Ben smiled, which made him look like an angel, come down from heaven. “It’s not really that obvious. I mean, I know because I pay attention. But you really should get different clothes. Maybe just a few other shirts. The Salvation Army sells stuff for two bucks a bag. Do you know where that is?”

She shook her head, and he told her, but the address was meaningless. She knew only a few streets and not by their official names but by their landmarks. She’d learned to speak English by watching hour upon hour of TV back when she was a prisoner, after they’d taken away her books and papers and pencils. She’d learned from watching and listening, but she hadn’t learned to read it. Not yet, anyway. Not well enough to handle street signs.

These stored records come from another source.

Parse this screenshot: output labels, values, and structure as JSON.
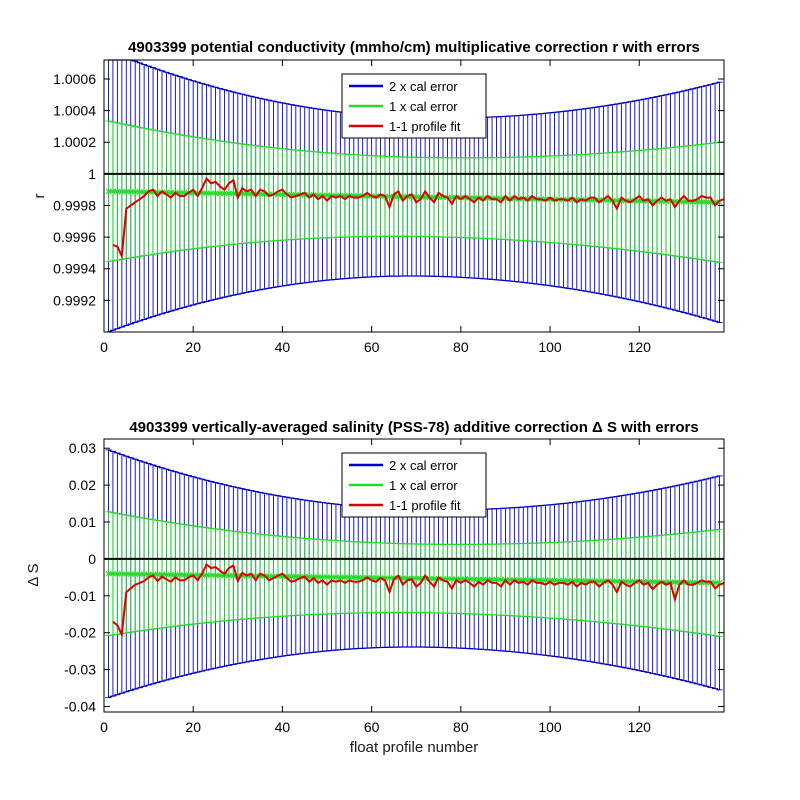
{
  "chart_data": [
    {
      "type": "line",
      "title": "4903399 potential conductivity (mmho/cm) multiplicative correction r with errors",
      "xlabel": "",
      "ylabel": "r",
      "xlim": [
        0,
        139
      ],
      "ylim": [
        0.999,
        1.00072
      ],
      "x_ticks": [
        0,
        20,
        40,
        60,
        80,
        100,
        120
      ],
      "y_ticks": [
        0.9992,
        0.9994,
        0.9996,
        0.9998,
        1,
        1.0002,
        1.0004,
        1.0006
      ],
      "y_tick_labels": [
        "0.9992",
        "0.9994",
        "0.9996",
        "0.9998",
        "1",
        "1.0002",
        "1.0004",
        "1.0006"
      ],
      "reference_line": 1,
      "center": {
        "start": 0.99989,
        "end": 0.99982
      },
      "error_1x": {
        "start": 0.00045,
        "min": 0.00025,
        "min_at": 72,
        "end": 0.00038
      },
      "error_2x": {
        "start": 0.0009,
        "min": 0.0005,
        "min_at": 72,
        "end": 0.00076
      },
      "legend": {
        "position": "top-center",
        "entries": [
          {
            "label": "2 x cal error",
            "color": "#0000cc"
          },
          {
            "label": "1 x cal error",
            "color": "#22dd22"
          },
          {
            "label": "1-1 profile fit",
            "color": "#dd0000"
          }
        ]
      },
      "series": [
        {
          "name": "1-1 profile fit",
          "x_start": 2,
          "values": [
            0.99955,
            0.99954,
            0.99948,
            0.99978,
            0.9998,
            0.99982,
            0.99984,
            0.99986,
            0.99989,
            0.9999,
            0.99986,
            0.99989,
            0.99987,
            0.99985,
            0.99988,
            0.99986,
            0.99986,
            0.99988,
            0.9999,
            0.99986,
            0.99991,
            0.99997,
            0.99994,
            0.99995,
            0.99992,
            0.9999,
            0.99994,
            0.99996,
            0.99985,
            0.99991,
            0.99989,
            0.9999,
            0.99986,
            0.9999,
            0.99989,
            0.99986,
            0.99987,
            0.99989,
            0.9999,
            0.99987,
            0.99985,
            0.99986,
            0.99987,
            0.99988,
            0.99985,
            0.99987,
            0.99984,
            0.99986,
            0.99983,
            0.99986,
            0.99985,
            0.99986,
            0.99984,
            0.99986,
            0.99985,
            0.99985,
            0.99986,
            0.99988,
            0.99986,
            0.99985,
            0.99987,
            0.99986,
            0.99979,
            0.99987,
            0.99989,
            0.99983,
            0.99986,
            0.99987,
            0.99982,
            0.99984,
            0.99989,
            0.99985,
            0.99982,
            0.99988,
            0.99986,
            0.99985,
            0.99981,
            0.99986,
            0.99984,
            0.99986,
            0.99984,
            0.99982,
            0.99985,
            0.99983,
            0.99986,
            0.99984,
            0.99984,
            0.99982,
            0.99986,
            0.99983,
            0.99986,
            0.99984,
            0.99985,
            0.99983,
            0.99986,
            0.99984,
            0.99984,
            0.99983,
            0.99985,
            0.99983,
            0.99984,
            0.99984,
            0.99983,
            0.99985,
            0.99982,
            0.99984,
            0.99983,
            0.99985,
            0.99985,
            0.99982,
            0.99984,
            0.99986,
            0.99983,
            0.99978,
            0.99985,
            0.99983,
            0.99982,
            0.99984,
            0.99986,
            0.99983,
            0.99984,
            0.9998,
            0.99983,
            0.99985,
            0.99983,
            0.99984,
            0.99979,
            0.99983,
            0.99986,
            0.99983,
            0.99983,
            0.99984,
            0.99986,
            0.99985,
            0.99985,
            0.9998,
            0.99983,
            0.99984
          ]
        }
      ]
    },
    {
      "type": "line",
      "title": "4903399 vertically-averaged salinity (PSS-78) additive correction Δ S with errors",
      "xlabel": "float profile number",
      "ylabel": "Δ S",
      "xlim": [
        0,
        139
      ],
      "ylim": [
        -0.0415,
        0.0325
      ],
      "x_ticks": [
        0,
        20,
        40,
        60,
        80,
        100,
        120
      ],
      "y_ticks": [
        -0.04,
        -0.03,
        -0.02,
        -0.01,
        0,
        0.01,
        0.02,
        0.03
      ],
      "y_tick_labels": [
        "-0.04",
        "-0.03",
        "-0.02",
        "-0.01",
        "0",
        "0.01",
        "0.02",
        "0.03"
      ],
      "reference_line": 0,
      "center": {
        "start": -0.004,
        "end": -0.0065
      },
      "error_1x": {
        "start": 0.017,
        "min": 0.0093,
        "min_at": 72,
        "end": 0.0145
      },
      "error_2x": {
        "start": 0.034,
        "min": 0.0186,
        "min_at": 72,
        "end": 0.029
      },
      "legend": {
        "position": "top-center",
        "entries": [
          {
            "label": "2 x cal error",
            "color": "#0000cc"
          },
          {
            "label": "1 x cal error",
            "color": "#22dd22"
          },
          {
            "label": "1-1 profile fit",
            "color": "#dd0000"
          }
        ]
      },
      "series": [
        {
          "name": "1-1 profile fit",
          "x_start": 2,
          "values": [
            -0.017,
            -0.018,
            -0.0205,
            -0.009,
            -0.008,
            -0.007,
            -0.0065,
            -0.006,
            -0.005,
            -0.0045,
            -0.006,
            -0.0048,
            -0.0055,
            -0.0062,
            -0.005,
            -0.0058,
            -0.0058,
            -0.005,
            -0.0045,
            -0.0058,
            -0.004,
            -0.0015,
            -0.0025,
            -0.0022,
            -0.0032,
            -0.004,
            -0.0025,
            -0.0018,
            -0.006,
            -0.0038,
            -0.0045,
            -0.004,
            -0.0058,
            -0.004,
            -0.0045,
            -0.0058,
            -0.0052,
            -0.0045,
            -0.004,
            -0.0052,
            -0.0062,
            -0.0058,
            -0.0052,
            -0.0048,
            -0.0062,
            -0.0052,
            -0.0065,
            -0.0058,
            -0.007,
            -0.0058,
            -0.0062,
            -0.0058,
            -0.0065,
            -0.0058,
            -0.0062,
            -0.0062,
            -0.0058,
            -0.005,
            -0.0058,
            -0.0062,
            -0.0052,
            -0.0058,
            -0.009,
            -0.0055,
            -0.0045,
            -0.007,
            -0.0058,
            -0.0055,
            -0.0075,
            -0.0065,
            -0.0045,
            -0.0062,
            -0.0075,
            -0.005,
            -0.0058,
            -0.0062,
            -0.008,
            -0.0058,
            -0.0065,
            -0.0058,
            -0.0065,
            -0.0075,
            -0.0062,
            -0.007,
            -0.0058,
            -0.0065,
            -0.0065,
            -0.0075,
            -0.0058,
            -0.007,
            -0.0058,
            -0.0065,
            -0.0062,
            -0.007,
            -0.0058,
            -0.0065,
            -0.0065,
            -0.007,
            -0.0062,
            -0.007,
            -0.0065,
            -0.0065,
            -0.007,
            -0.0062,
            -0.0075,
            -0.0065,
            -0.007,
            -0.0062,
            -0.0062,
            -0.0075,
            -0.0065,
            -0.0058,
            -0.007,
            -0.009,
            -0.0062,
            -0.007,
            -0.0075,
            -0.0065,
            -0.0058,
            -0.007,
            -0.0065,
            -0.0082,
            -0.007,
            -0.0062,
            -0.007,
            -0.0065,
            -0.011,
            -0.007,
            -0.0058,
            -0.007,
            -0.007,
            -0.0065,
            -0.0058,
            -0.0062,
            -0.0062,
            -0.008,
            -0.007,
            -0.0065
          ]
        }
      ]
    }
  ]
}
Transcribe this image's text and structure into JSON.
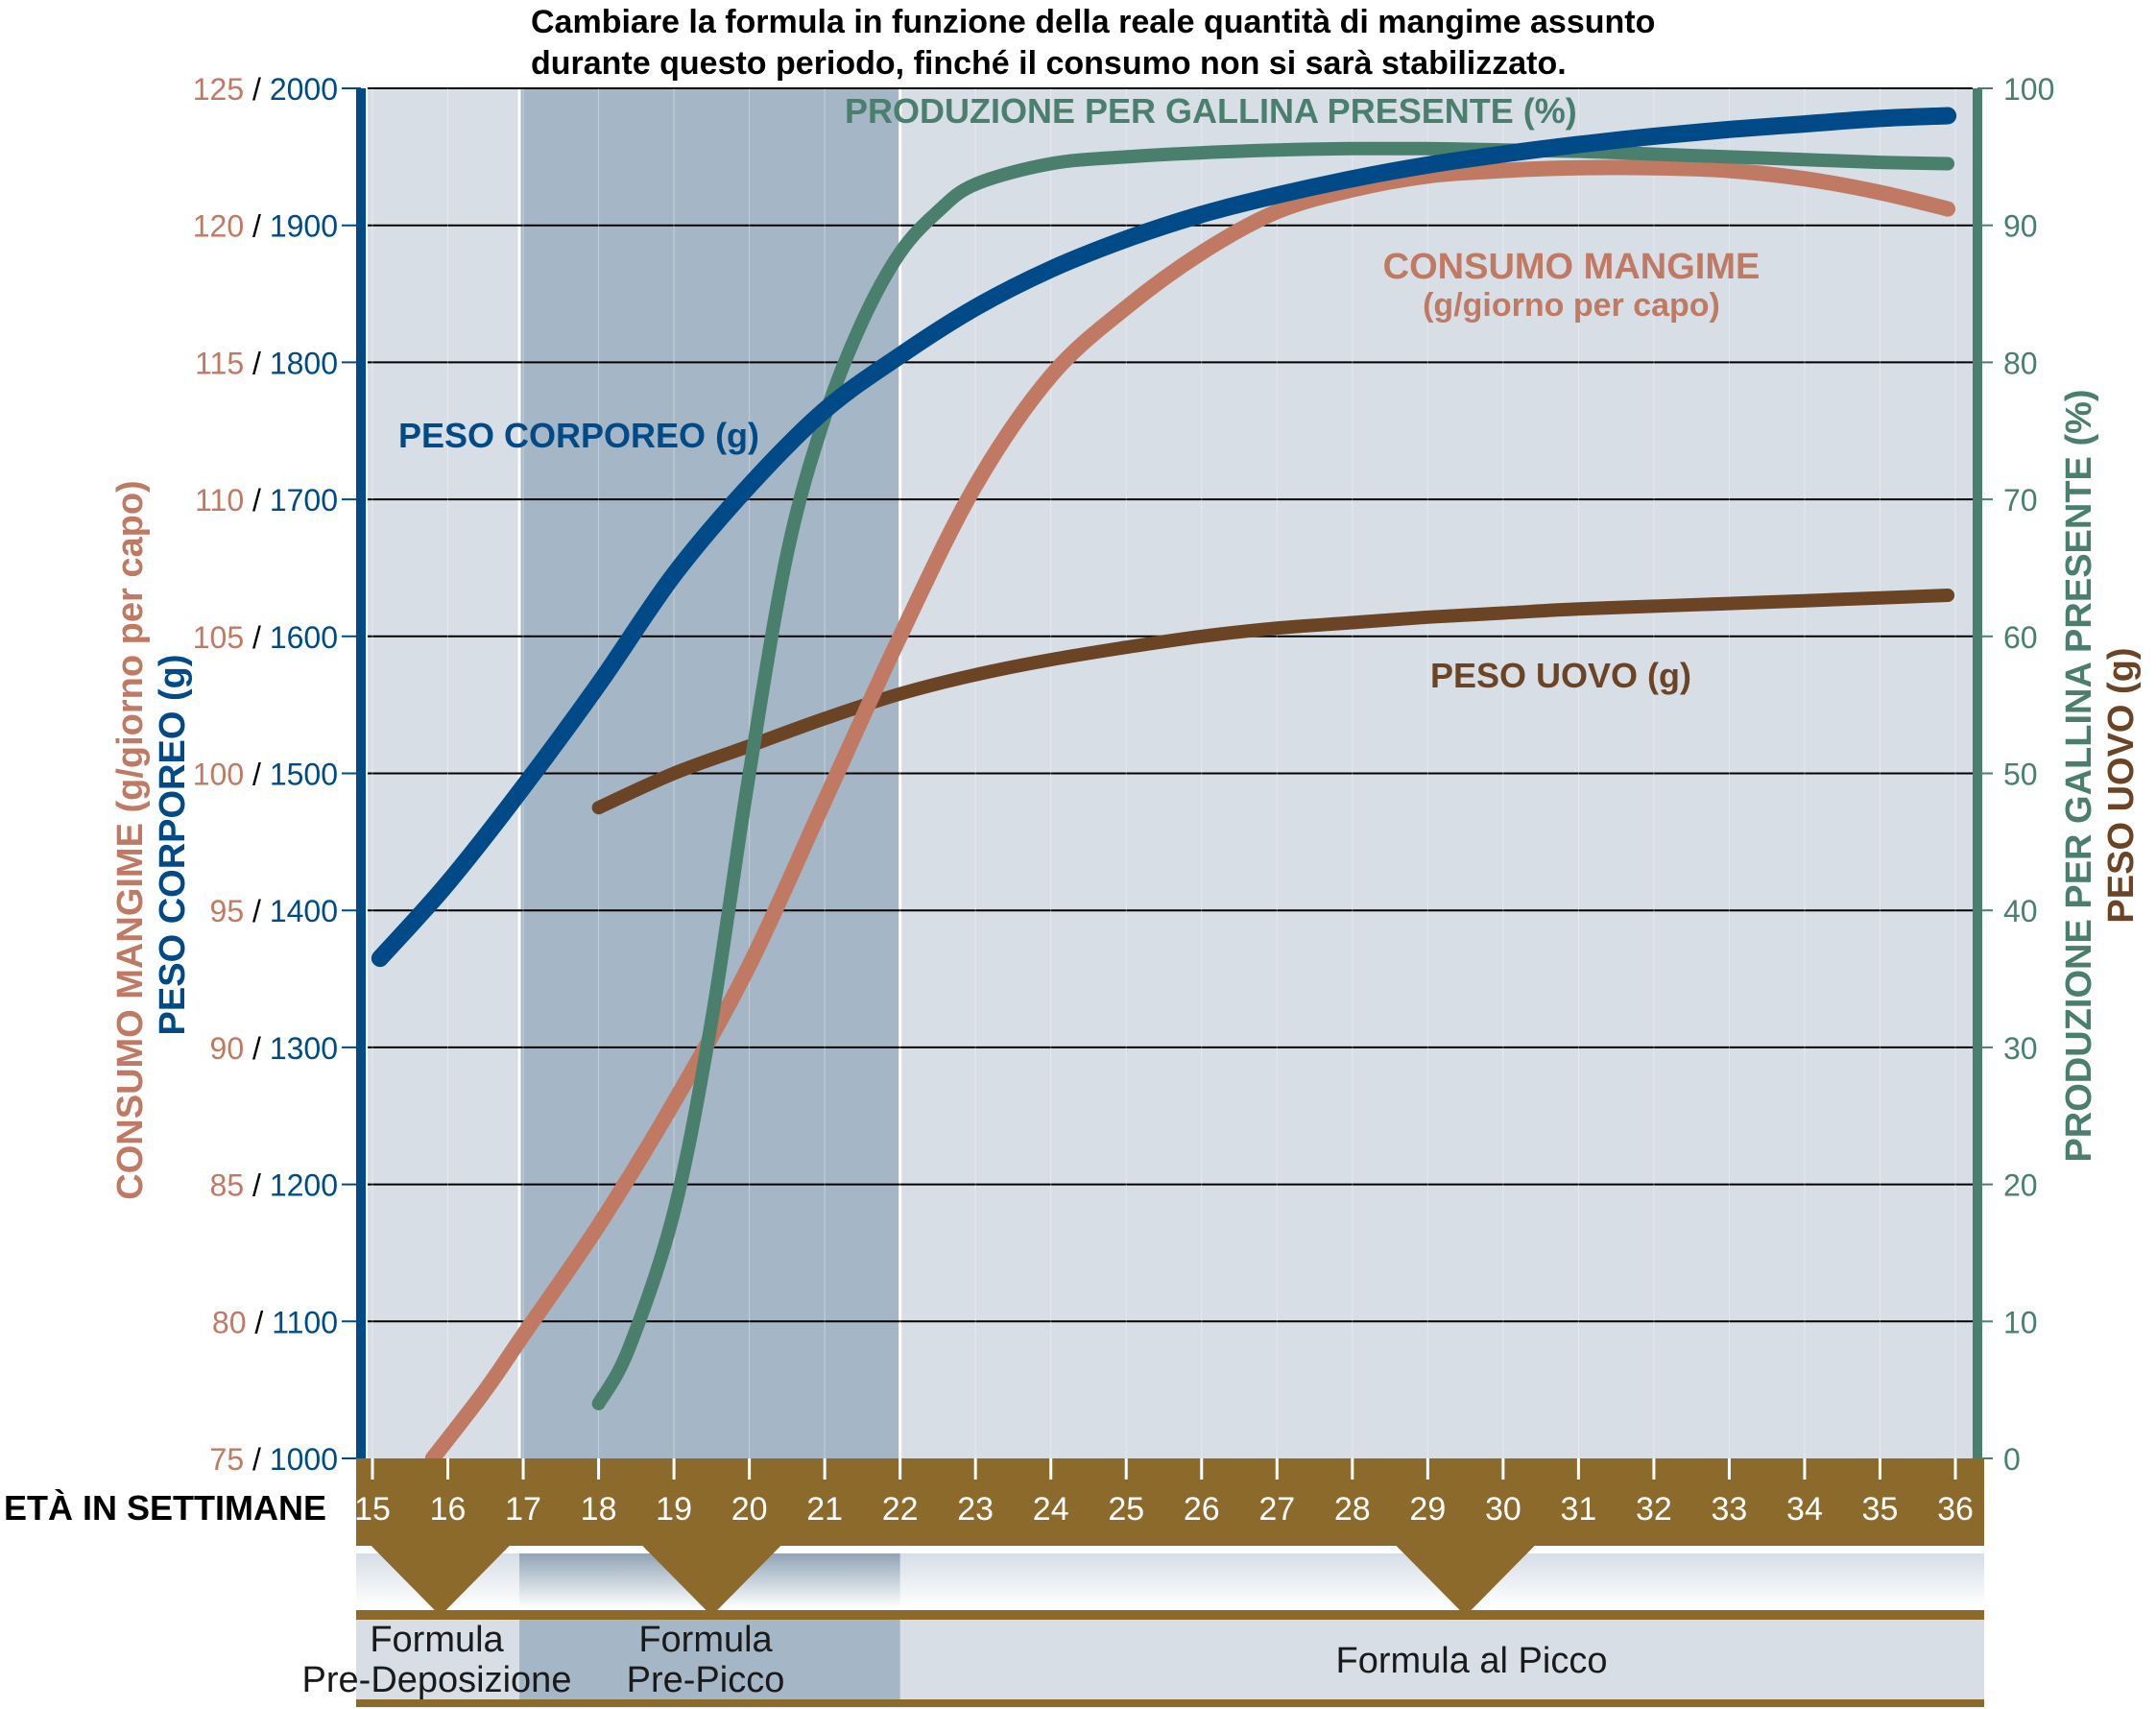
{
  "note": {
    "line1": "Cambiare la formula in funzione della reale quantità di mangime assunto",
    "line2": "durante questo periodo, finché il consumo non si sarà stabilizzato."
  },
  "colors": {
    "body_weight": "#004a87",
    "feed_intake": "#c07a63",
    "production": "#4a7f6e",
    "egg_weight": "#6b4426",
    "bar": "#8b6a2b",
    "bg_light": "#d7dee6",
    "bg_dark": "#a5b7c6",
    "grid": "#000000",
    "title_text": "#000000"
  },
  "chart_data": {
    "type": "line",
    "x_label": "ETÀ IN SETTIMANE",
    "x_ticks": [
      15,
      16,
      17,
      18,
      19,
      20,
      21,
      22,
      23,
      24,
      25,
      26,
      27,
      28,
      29,
      30,
      31,
      32,
      33,
      34,
      35,
      36
    ],
    "x_range": [
      15,
      36
    ],
    "left_axis": {
      "label_feed": "CONSUMO MANGIME (g/giorno per capo)",
      "label_weight": "PESO CORPOREO (g)",
      "ticks_feed": [
        75,
        80,
        85,
        90,
        95,
        100,
        105,
        110,
        115,
        120,
        125
      ],
      "ticks_weight": [
        1000,
        1100,
        1200,
        1300,
        1400,
        1500,
        1600,
        1700,
        1800,
        1900,
        2000
      ],
      "feed_range": [
        75,
        125
      ],
      "weight_range": [
        1000,
        2000
      ]
    },
    "right_axis": {
      "label_production": "PRODUZIONE PER GALLINA PRESENTE (%)",
      "label_egg": "PESO UOVO (g)",
      "ticks": [
        0,
        10,
        20,
        30,
        40,
        50,
        60,
        70,
        80,
        90,
        100
      ],
      "range": [
        0,
        100
      ]
    },
    "series": [
      {
        "name": "PESO CORPOREO (g)",
        "axis": "weight",
        "color_key": "body_weight",
        "x": [
          15.1,
          16,
          17,
          18,
          19,
          20,
          21,
          22,
          23,
          24,
          25,
          26,
          27,
          28,
          29,
          30,
          31,
          32,
          33,
          34,
          35,
          35.9
        ],
        "y": [
          1365,
          1420,
          1490,
          1565,
          1645,
          1710,
          1765,
          1805,
          1840,
          1868,
          1890,
          1908,
          1922,
          1934,
          1944,
          1952,
          1959,
          1965,
          1970,
          1974,
          1978,
          1980
        ]
      },
      {
        "name": "CONSUMO MANGIME",
        "axis": "feed",
        "color_key": "feed_intake",
        "x": [
          15.8,
          16.5,
          17,
          18,
          19,
          20,
          21,
          22,
          23,
          24,
          25,
          26,
          27,
          28,
          29,
          30,
          31,
          32,
          33,
          34,
          35,
          35.9
        ],
        "y": [
          75,
          77.5,
          79.5,
          83.5,
          88,
          93,
          99,
          105,
          110.5,
          114.5,
          117,
          119,
          120.5,
          121.3,
          121.8,
          122,
          122.1,
          122.1,
          122,
          121.7,
          121.2,
          120.6
        ]
      },
      {
        "name": "PRODUZIONE PER GALLINA PRESENTE (%)",
        "axis": "right",
        "color_key": "production",
        "x": [
          18,
          18.4,
          19,
          19.5,
          20,
          20.5,
          21,
          21.5,
          22,
          22.5,
          23,
          24,
          25,
          26,
          27,
          28,
          29,
          30,
          31,
          32,
          33,
          34,
          35,
          35.9
        ],
        "y": [
          4,
          8,
          18,
          32,
          50,
          66,
          76,
          83,
          88,
          91,
          93,
          94.5,
          95,
          95.3,
          95.5,
          95.6,
          95.6,
          95.5,
          95.4,
          95.2,
          95,
          94.8,
          94.6,
          94.5
        ]
      },
      {
        "name": "PESO UOVO (g)",
        "axis": "egg_weight",
        "color_key": "egg_weight",
        "x": [
          18,
          19,
          20,
          21,
          22,
          23,
          24,
          25,
          26,
          27,
          28,
          29,
          30,
          31,
          32,
          33,
          34,
          35,
          35.9
        ],
        "y": [
          47.5,
          50,
          52,
          54,
          55.8,
          57.2,
          58.3,
          59.2,
          60,
          60.6,
          61,
          61.4,
          61.7,
          62,
          62.2,
          62.4,
          62.6,
          62.8,
          63
        ]
      }
    ],
    "labels": {
      "body_weight": "PESO CORPOREO (g)",
      "feed_intake_1": "CONSUMO MANGIME",
      "feed_intake_2": "(g/giorno per capo)",
      "production": "PRODUZIONE PER GALLINA PRESENTE (%)",
      "egg_weight": "PESO UOVO (g)"
    },
    "phases": [
      {
        "line1": "Formula",
        "line2": "Pre-Deposizione",
        "from": 15,
        "to": 17
      },
      {
        "line1": "Formula",
        "line2": "Pre-Picco",
        "from": 17,
        "to": 22
      },
      {
        "line1": "",
        "line2": "Formula al Picco",
        "from": 22,
        "to": 36
      }
    ],
    "arrows_at": [
      15.9,
      19.5,
      29.5
    ],
    "grid": true
  }
}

“If you go there,” he told her, “you just have to be careful. Sometimes cops hang out, looking for runaways. Make sure you tell the ladies behind the counter that you’re looking for clothes for your sister’s birthday. And that you’re the same size. That you’re twins. That way they won’t flag you or ask too many questions.”

She pushed the bill back toward him. “I can’t,” she said. And she couldn’t—take his money, or his advice. As much as she would’ve loved to have a whole bagful of clean, fresh clothes, she couldn’t do it.

She started to stand up so she could walk away.

But he stood up, too, far more gracefully. He pushed his chair in and backed off.

“I’d run away, too, if I could,” he told her. “My stepfather is a son of a bitch, and my mother’s invisible. School’s a nightmare, and …” He shrugged. “It doesn’t matter. In a few months I’m moving to San Diego, to live with my brother and sister. Either that or … I don’t know, maybe I’ll be dead. One way or another, it’ll be an improvement. See you around.”

And with that, he walked away without looking back, leaving that five-dollar bill on the table.

So Neesha picked it up, and put it in her pocket.